How Heroin Is Invading America’s Schools

Julia Rubin:

What have I become?” 23-year-old Andrew Jones asked his mom shortly before he died. “What’s happened to me?” A star high school athlete who went on to play Division I football for Missouri State University, Andrew was an honors student whom friends described as outgoing, charismatic, and loyal. He was also a heroin addict.
Never even a recreational drug user, Andrew had been the first to discourage friends at his Catholic high school from smoking pot. But his story is frighteningly typical of the current heroin epidemic among suburban American youth. It’s an issue made all the more timely by the recent heroin-related death of Glee star Cory Monteith, best known and beloved for playing squeaky-clean high school football star Finn Hudson.
What Cory and Andrew expose is that heroin isn’t at all what it used to be.

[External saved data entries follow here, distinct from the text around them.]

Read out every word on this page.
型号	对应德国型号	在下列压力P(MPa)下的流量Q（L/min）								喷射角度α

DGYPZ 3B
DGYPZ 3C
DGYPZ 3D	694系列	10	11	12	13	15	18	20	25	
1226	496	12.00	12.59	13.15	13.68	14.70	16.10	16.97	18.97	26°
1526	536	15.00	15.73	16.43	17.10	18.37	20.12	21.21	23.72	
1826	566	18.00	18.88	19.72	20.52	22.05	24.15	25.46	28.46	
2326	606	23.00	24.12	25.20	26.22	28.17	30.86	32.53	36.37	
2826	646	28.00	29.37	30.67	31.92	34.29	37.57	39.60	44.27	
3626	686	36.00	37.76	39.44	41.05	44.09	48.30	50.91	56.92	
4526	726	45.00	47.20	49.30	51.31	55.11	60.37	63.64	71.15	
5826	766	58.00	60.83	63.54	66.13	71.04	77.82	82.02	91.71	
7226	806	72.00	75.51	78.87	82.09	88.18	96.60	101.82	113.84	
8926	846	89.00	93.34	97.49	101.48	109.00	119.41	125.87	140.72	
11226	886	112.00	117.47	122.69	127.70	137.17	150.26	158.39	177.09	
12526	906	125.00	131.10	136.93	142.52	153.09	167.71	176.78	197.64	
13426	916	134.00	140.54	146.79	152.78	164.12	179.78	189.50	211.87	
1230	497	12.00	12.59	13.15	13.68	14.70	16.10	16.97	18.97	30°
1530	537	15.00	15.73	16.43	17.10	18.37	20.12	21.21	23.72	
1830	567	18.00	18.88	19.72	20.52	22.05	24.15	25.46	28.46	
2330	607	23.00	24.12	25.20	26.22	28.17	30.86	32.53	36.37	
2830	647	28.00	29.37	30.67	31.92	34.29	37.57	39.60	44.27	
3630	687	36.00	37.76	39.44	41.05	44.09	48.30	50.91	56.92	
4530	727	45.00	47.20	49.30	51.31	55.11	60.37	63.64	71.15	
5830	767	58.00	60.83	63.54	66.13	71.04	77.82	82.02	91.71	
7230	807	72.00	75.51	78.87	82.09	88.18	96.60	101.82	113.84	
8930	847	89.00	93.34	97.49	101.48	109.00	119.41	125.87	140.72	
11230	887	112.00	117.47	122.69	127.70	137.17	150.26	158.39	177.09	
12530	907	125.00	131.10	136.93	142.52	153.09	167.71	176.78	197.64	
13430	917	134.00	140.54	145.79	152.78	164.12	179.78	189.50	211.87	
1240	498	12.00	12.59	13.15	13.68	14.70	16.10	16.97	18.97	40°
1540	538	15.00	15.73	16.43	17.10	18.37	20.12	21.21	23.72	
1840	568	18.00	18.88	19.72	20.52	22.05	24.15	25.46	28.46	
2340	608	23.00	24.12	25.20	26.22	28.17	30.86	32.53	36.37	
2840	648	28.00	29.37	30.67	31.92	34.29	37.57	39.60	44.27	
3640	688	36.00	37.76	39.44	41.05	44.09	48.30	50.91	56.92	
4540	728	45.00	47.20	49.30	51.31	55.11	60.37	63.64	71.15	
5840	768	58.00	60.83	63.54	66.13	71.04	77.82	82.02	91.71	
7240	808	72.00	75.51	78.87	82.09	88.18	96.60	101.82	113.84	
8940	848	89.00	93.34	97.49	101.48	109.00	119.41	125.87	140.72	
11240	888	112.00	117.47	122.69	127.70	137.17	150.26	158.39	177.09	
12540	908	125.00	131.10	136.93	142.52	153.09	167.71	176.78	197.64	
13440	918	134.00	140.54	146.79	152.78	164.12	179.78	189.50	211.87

Not only is the drug much more powerful than before (purity can be as high as 90 percent) but it’s also no longer limited to the dirty-needle, back-alley experience so many of us picture. Now it’s as easy as purchasing a pill, because that’s what heroin has become: a powder-filled capsule known as a button, designed to be broken open and snorted, that can be purchased for just $10. And it regularly is–on varsity sports teams, on Ivy League campuses, and in safe suburban neighborhoods.